La nostra città è stata punto di partenza dell’arte contemporanea del secondo Novecento e anche del primo grazie ad un grande collezionista come Riccardo Gualino, di cui abbiamo tutte le opere dal 1916 al 1931, prima che andasse al confino e che sono diventate un patrimonio fondamentale della Galleria Sabauda. Oggi abbiamo collezionisti importanti, sia pubblici sia privati, e abbiamo il più antico e il più importante museo di arte contemporanea che è il Castello di Rivoli, il luogo in cui ho visto la mia ultima mostra prima del lockdown ed è il primo posto in cui sono tornato alla riapertura. La direttrice Bakargiev, insieme ad altri curatori di arte, sono stati ospiti di un incontro a Matera per discutere di cosa la contemporaneità può offrire ai territori. Anche le collezioni private, come quelle di Merz e della Sandretto Re Rebaudengo, sono punti focali ma dobbiamo riconoscere che in tutto il Piemonte, specialmente l’area da Cuneo alla Via del Sale, è costellato di luoghi da visitare anche dal vivo. Anche il più celebre artista italiano vivente è piemontese, Michelangelo Pistoletto.
Quali sono nuovi possibili impulsi?
Anche un radicamento forte necessità oggi di un impulso rivolto ai giovani che si occupano di arte, insieme visiva e artigianale, e lo fanno attraverso la street art. L’arte di oggi si misura sempre di più con quanto si fa in strada, nella vita quotidiana. Lasciamoci provocare dai giovani artisti. L’arte ci mette in gioco e per questo dobbiamo saper essere aperti. L’arte contemporanea è una sfida del nostro territorio e l’autunno del contemporaneo a Torino sarà anche quest’anno un momento di grande rilancio. Anche se non sappiamo come andrà la pandemia e ci potrà essere ancora paura, siamo forti delle radici di Torino, che non a caso è la vera capitale dell’arte contemporanea.

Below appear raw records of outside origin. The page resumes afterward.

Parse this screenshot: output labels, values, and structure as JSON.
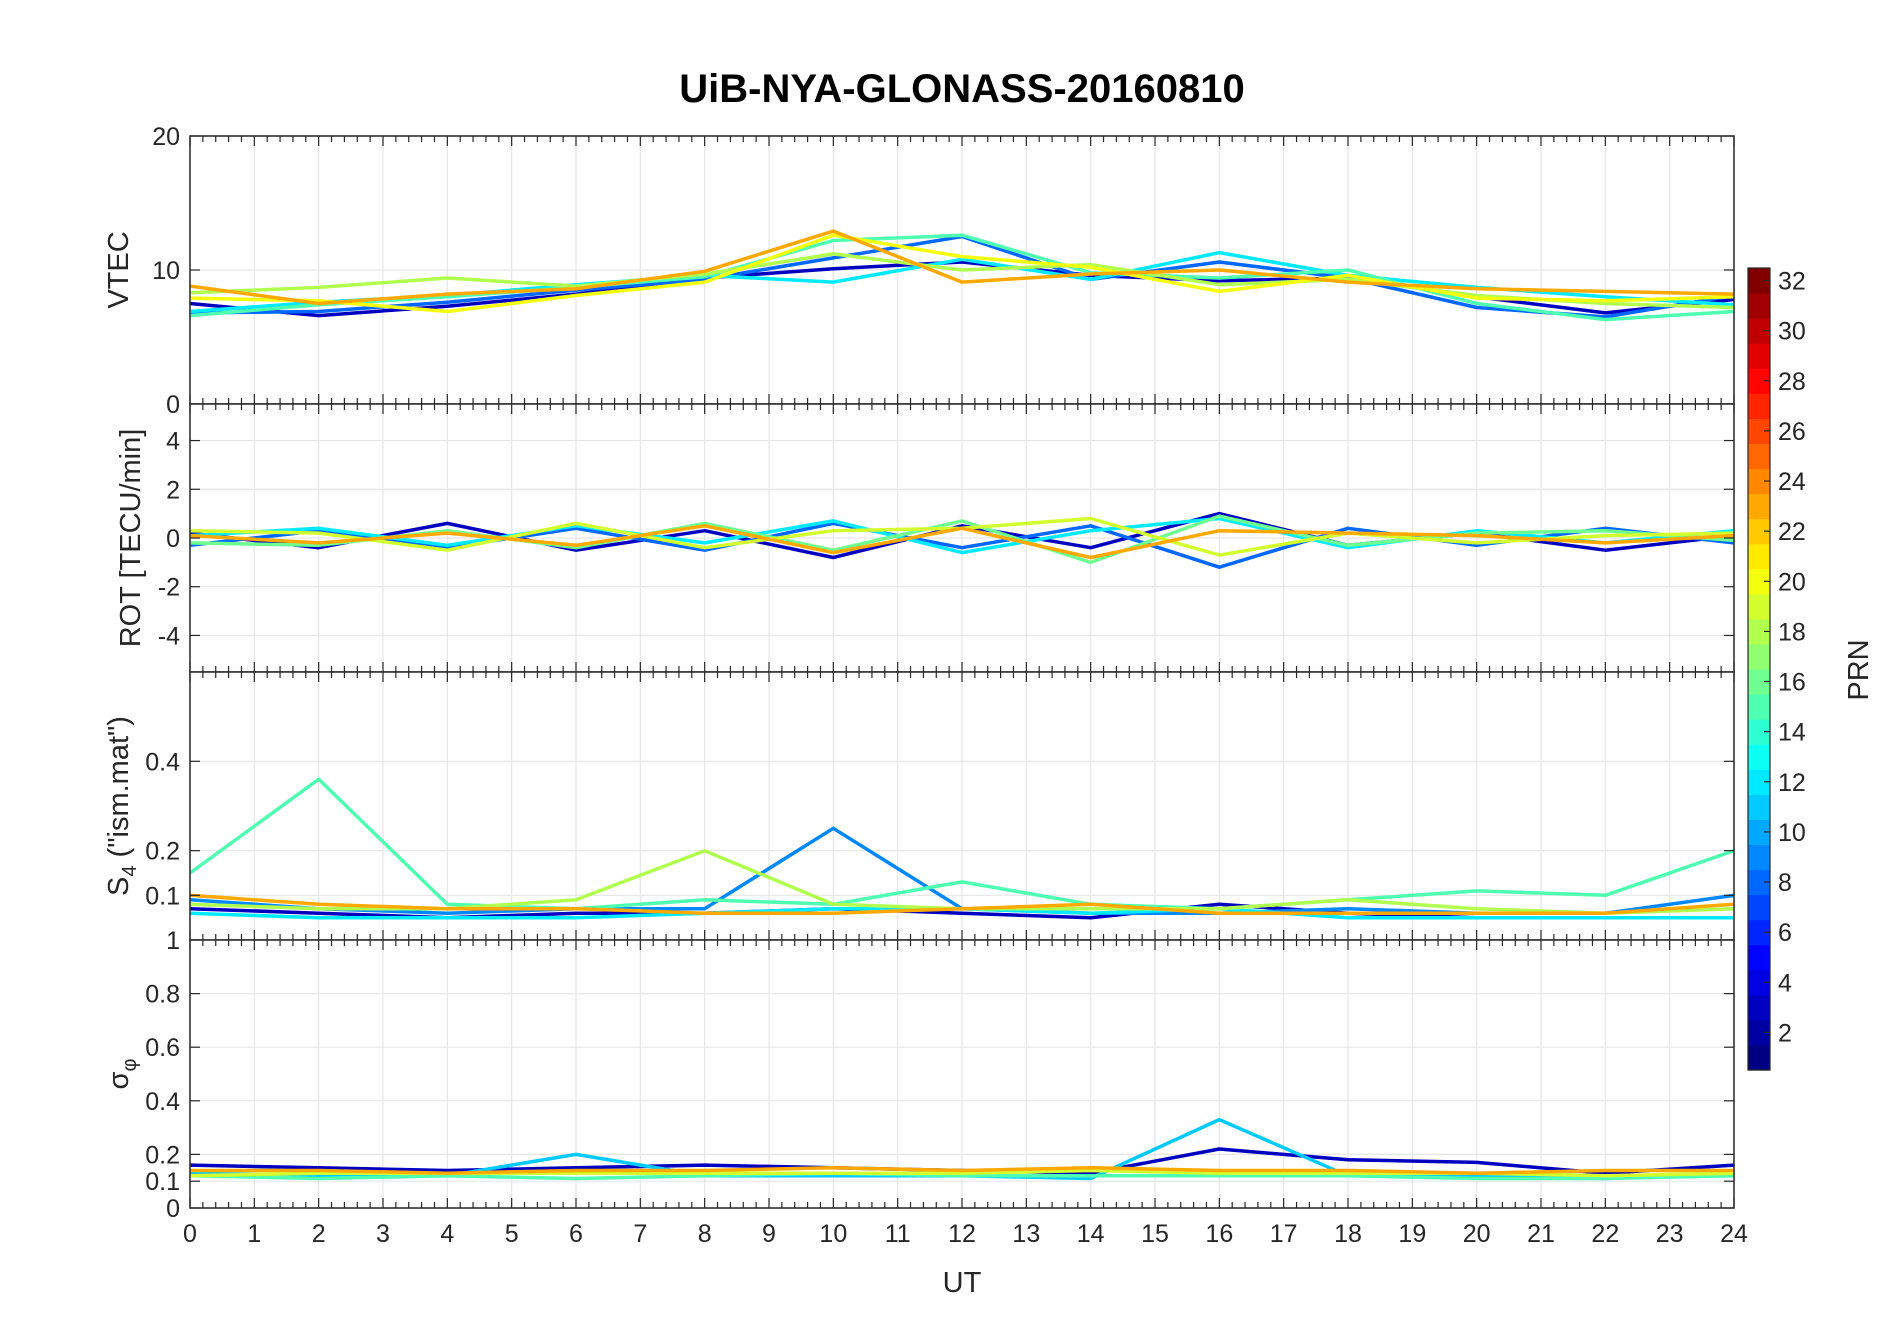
{
  "chart_data": {
    "type": "line",
    "title": "UiB-NYA-GLONASS-20160810",
    "xlabel": "UT",
    "xlim": [
      0,
      24
    ],
    "x_ticks": [
      "0",
      "1",
      "2",
      "3",
      "4",
      "5",
      "6",
      "7",
      "8",
      "9",
      "10",
      "11",
      "12",
      "13",
      "14",
      "15",
      "16",
      "17",
      "18",
      "19",
      "20",
      "21",
      "22",
      "23",
      "24"
    ],
    "grid": true,
    "colormap": "jet",
    "colorbar": {
      "label": "PRN",
      "range": [
        1,
        32
      ],
      "ticks": [
        "2",
        "4",
        "6",
        "8",
        "10",
        "12",
        "14",
        "16",
        "18",
        "20",
        "22",
        "24",
        "26",
        "28",
        "30",
        "32"
      ],
      "placement": "right"
    },
    "panels": [
      {
        "id": "vtec",
        "ylabel": "VTEC",
        "ylim": [
          0,
          20
        ],
        "y_ticks": [
          "0",
          "10",
          "20"
        ],
        "series": [
          {
            "prn": 3,
            "x": [
              0,
              2,
              4,
              6,
              8,
              10,
              12,
              14,
              16,
              18,
              20,
              22,
              24
            ],
            "values": [
              7.5,
              6.6,
              7.3,
              8.2,
              9.4,
              10.1,
              10.6,
              9.6,
              9.2,
              9.4,
              8.0,
              6.8,
              7.8
            ]
          },
          {
            "prn": 8,
            "x": [
              0,
              2,
              4,
              6,
              8,
              10,
              12,
              14,
              16,
              18,
              20,
              22,
              24
            ],
            "values": [
              6.8,
              6.9,
              7.6,
              8.5,
              9.3,
              10.9,
              12.5,
              9.3,
              10.6,
              9.4,
              7.2,
              6.5,
              8.1
            ]
          },
          {
            "prn": 12,
            "x": [
              0,
              2,
              4,
              6,
              8,
              10,
              12,
              14,
              16,
              18,
              20,
              22,
              24
            ],
            "values": [
              6.9,
              7.6,
              8.1,
              8.9,
              9.6,
              9.1,
              10.8,
              9.3,
              11.3,
              9.6,
              8.7,
              8.0,
              7.4
            ]
          },
          {
            "prn": 15,
            "x": [
              0,
              2,
              4,
              6,
              8,
              10,
              12,
              14,
              16,
              18,
              20,
              22,
              24
            ],
            "values": [
              6.6,
              7.4,
              8.0,
              8.7,
              9.5,
              12.2,
              12.6,
              9.8,
              9.4,
              10.0,
              7.5,
              6.3,
              6.9
            ]
          },
          {
            "prn": 18,
            "x": [
              0,
              2,
              4,
              6,
              8,
              10,
              12,
              14,
              16,
              18,
              20,
              22,
              24
            ],
            "values": [
              8.3,
              8.7,
              9.4,
              8.8,
              9.7,
              11.2,
              10.0,
              10.4,
              8.9,
              9.3,
              8.1,
              7.5,
              7.2
            ]
          },
          {
            "prn": 20,
            "x": [
              0,
              2,
              4,
              6,
              8,
              10,
              12,
              14,
              16,
              18,
              20,
              22,
              24
            ],
            "values": [
              7.9,
              7.7,
              6.9,
              8.1,
              9.1,
              12.6,
              11.0,
              10.2,
              8.4,
              9.6,
              7.9,
              7.7,
              8.0
            ]
          },
          {
            "prn": 23,
            "x": [
              0,
              2,
              4,
              6,
              8,
              10,
              12,
              14,
              16,
              18,
              20,
              22,
              24
            ],
            "values": [
              8.8,
              7.5,
              8.2,
              8.6,
              9.9,
              12.9,
              9.1,
              9.7,
              10.0,
              9.1,
              8.6,
              8.4,
              8.2
            ]
          }
        ]
      },
      {
        "id": "rot",
        "ylabel": "ROT [TECU/min]",
        "ylim": [
          -5.5,
          5.5
        ],
        "y_ticks": [
          "-4",
          "-2",
          "0",
          "2",
          "4"
        ],
        "series": [
          {
            "prn": 3,
            "x": [
              0,
              2,
              4,
              6,
              8,
              10,
              12,
              14,
              16,
              18,
              20,
              22,
              24
            ],
            "values": [
              0.2,
              -0.4,
              0.6,
              -0.5,
              0.3,
              -0.8,
              0.5,
              -0.4,
              1.0,
              -0.3,
              0.2,
              -0.5,
              0.1
            ]
          },
          {
            "prn": 8,
            "x": [
              0,
              2,
              4,
              6,
              8,
              10,
              12,
              14,
              16,
              18,
              20,
              22,
              24
            ],
            "values": [
              -0.3,
              0.3,
              -0.4,
              0.4,
              -0.5,
              0.6,
              -0.4,
              0.5,
              -1.2,
              0.4,
              -0.3,
              0.4,
              -0.2
            ]
          },
          {
            "prn": 12,
            "x": [
              0,
              2,
              4,
              6,
              8,
              10,
              12,
              14,
              16,
              18,
              20,
              22,
              24
            ],
            "values": [
              0.1,
              0.4,
              -0.3,
              0.5,
              -0.2,
              0.7,
              -0.6,
              0.3,
              0.8,
              -0.4,
              0.3,
              -0.2,
              0.3
            ]
          },
          {
            "prn": 16,
            "x": [
              0,
              2,
              4,
              6,
              8,
              10,
              12,
              14,
              16,
              18,
              20,
              22,
              24
            ],
            "values": [
              -0.2,
              -0.3,
              0.3,
              -0.4,
              0.6,
              -0.5,
              0.7,
              -1.0,
              0.9,
              -0.3,
              0.2,
              0.3,
              -0.1
            ]
          },
          {
            "prn": 19,
            "x": [
              0,
              2,
              4,
              6,
              8,
              10,
              12,
              14,
              16,
              18,
              20,
              22,
              24
            ],
            "values": [
              0.3,
              0.2,
              -0.5,
              0.6,
              -0.4,
              0.3,
              0.4,
              0.8,
              -0.7,
              0.2,
              -0.2,
              0.1,
              0.2
            ]
          },
          {
            "prn": 23,
            "x": [
              0,
              2,
              4,
              6,
              8,
              10,
              12,
              14,
              16,
              18,
              20,
              22,
              24
            ],
            "values": [
              0.1,
              -0.2,
              0.2,
              -0.3,
              0.5,
              -0.6,
              0.4,
              -0.8,
              0.3,
              0.2,
              0.1,
              -0.2,
              0.1
            ]
          }
        ]
      },
      {
        "id": "s4",
        "ylabel": "S4 (\"ism.mat\")",
        "ylabel_main": "S",
        "ylabel_sub": "4",
        "ylabel_tail": " (\"ism.mat\")",
        "ylim": [
          0,
          0.6
        ],
        "y_ticks": [
          "0.1",
          "0.2",
          "0.4"
        ],
        "series": [
          {
            "prn": 3,
            "x": [
              0,
              2,
              4,
              6,
              8,
              10,
              12,
              14,
              16,
              18,
              20,
              22,
              24
            ],
            "values": [
              0.07,
              0.06,
              0.05,
              0.06,
              0.06,
              0.07,
              0.06,
              0.05,
              0.08,
              0.06,
              0.05,
              0.05,
              0.05
            ]
          },
          {
            "prn": 9,
            "x": [
              0,
              2,
              4,
              6,
              8,
              10,
              12,
              14,
              16,
              18,
              20,
              22,
              24
            ],
            "values": [
              0.09,
              0.07,
              0.06,
              0.07,
              0.07,
              0.25,
              0.07,
              0.06,
              0.06,
              0.07,
              0.06,
              0.06,
              0.1
            ]
          },
          {
            "prn": 12,
            "x": [
              0,
              2,
              4,
              6,
              8,
              10,
              12,
              14,
              16,
              18,
              20,
              22,
              24
            ],
            "values": [
              0.06,
              0.05,
              0.05,
              0.05,
              0.06,
              0.07,
              0.07,
              0.06,
              0.07,
              0.05,
              0.05,
              0.05,
              0.05
            ]
          },
          {
            "prn": 15,
            "x": [
              0,
              2,
              4,
              6,
              8,
              10,
              12,
              14,
              16,
              18,
              20,
              22,
              24
            ],
            "values": [
              0.15,
              0.36,
              0.08,
              0.07,
              0.09,
              0.08,
              0.13,
              0.08,
              0.07,
              0.09,
              0.11,
              0.1,
              0.2
            ]
          },
          {
            "prn": 18,
            "x": [
              0,
              2,
              4,
              6,
              8,
              10,
              12,
              14,
              16,
              18,
              20,
              22,
              24
            ],
            "values": [
              0.08,
              0.07,
              0.07,
              0.09,
              0.2,
              0.08,
              0.07,
              0.07,
              0.07,
              0.09,
              0.07,
              0.06,
              0.07
            ]
          },
          {
            "prn": 23,
            "x": [
              0,
              2,
              4,
              6,
              8,
              10,
              12,
              14,
              16,
              18,
              20,
              22,
              24
            ],
            "values": [
              0.1,
              0.08,
              0.07,
              0.07,
              0.06,
              0.06,
              0.07,
              0.08,
              0.06,
              0.06,
              0.06,
              0.06,
              0.08
            ]
          }
        ]
      },
      {
        "id": "sigma_phi",
        "ylabel": "σ_φ",
        "ylabel_main": "σ",
        "ylabel_sub": "φ",
        "ylim": [
          0,
          1
        ],
        "y_ticks": [
          "0",
          "0.1",
          "0.2",
          "0.4",
          "0.6",
          "0.8",
          "1"
        ],
        "series": [
          {
            "prn": 3,
            "x": [
              0,
              2,
              4,
              6,
              8,
              10,
              12,
              14,
              16,
              18,
              20,
              22,
              24
            ],
            "values": [
              0.16,
              0.15,
              0.14,
              0.15,
              0.16,
              0.15,
              0.14,
              0.13,
              0.22,
              0.18,
              0.17,
              0.13,
              0.16
            ]
          },
          {
            "prn": 11,
            "x": [
              0,
              2,
              4,
              6,
              8,
              10,
              12,
              14,
              16,
              18,
              20,
              22,
              24
            ],
            "values": [
              0.13,
              0.12,
              0.12,
              0.2,
              0.12,
              0.12,
              0.12,
              0.11,
              0.33,
              0.12,
              0.12,
              0.11,
              0.13
            ]
          },
          {
            "prn": 15,
            "x": [
              0,
              2,
              4,
              6,
              8,
              10,
              12,
              14,
              16,
              18,
              20,
              22,
              24
            ],
            "values": [
              0.12,
              0.11,
              0.12,
              0.11,
              0.12,
              0.13,
              0.12,
              0.12,
              0.12,
              0.12,
              0.11,
              0.11,
              0.12
            ]
          },
          {
            "prn": 19,
            "x": [
              0,
              2,
              4,
              6,
              8,
              10,
              12,
              14,
              16,
              18,
              20,
              22,
              24
            ],
            "values": [
              0.12,
              0.13,
              0.13,
              0.13,
              0.13,
              0.13,
              0.13,
              0.14,
              0.13,
              0.13,
              0.13,
              0.12,
              0.13
            ]
          },
          {
            "prn": 23,
            "x": [
              0,
              2,
              4,
              6,
              8,
              10,
              12,
              14,
              16,
              18,
              20,
              22,
              24
            ],
            "values": [
              0.14,
              0.14,
              0.13,
              0.14,
              0.14,
              0.15,
              0.14,
              0.15,
              0.14,
              0.14,
              0.13,
              0.14,
              0.14
            ]
          }
        ]
      }
    ]
  }
}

Le mostre sono da ripensare nell’ottica del digitale e degli spazi aperti?
Siamo in una fase in cui non credo serva a molto spendere troppo in infrastrutture ma conviene più investire in abitudini, essere rispettosi delle distanze. Il Covid sottolinea una parola chiave del contemporaneo che è responsabilità. Concetto importante sia per il privato e sia per il pubblico. Punterei su una comunicazione del Piemonte outdoor e di una Torino indoor, perché questa città ha degli spazi interni eccezionali e da qui si può ripartire per rilanciare cultura e turismo. Oggi si riapre un ciclo, l’Europa punta sulla creatività e stanzia circa 9 milioni tra il 2021 e il 2027. Se Torino vuole mantenere il suo orgoglio dobbiamo tornare a fare squadra per essere attrattivi e far arrivare in città talenti, imprese e turisti.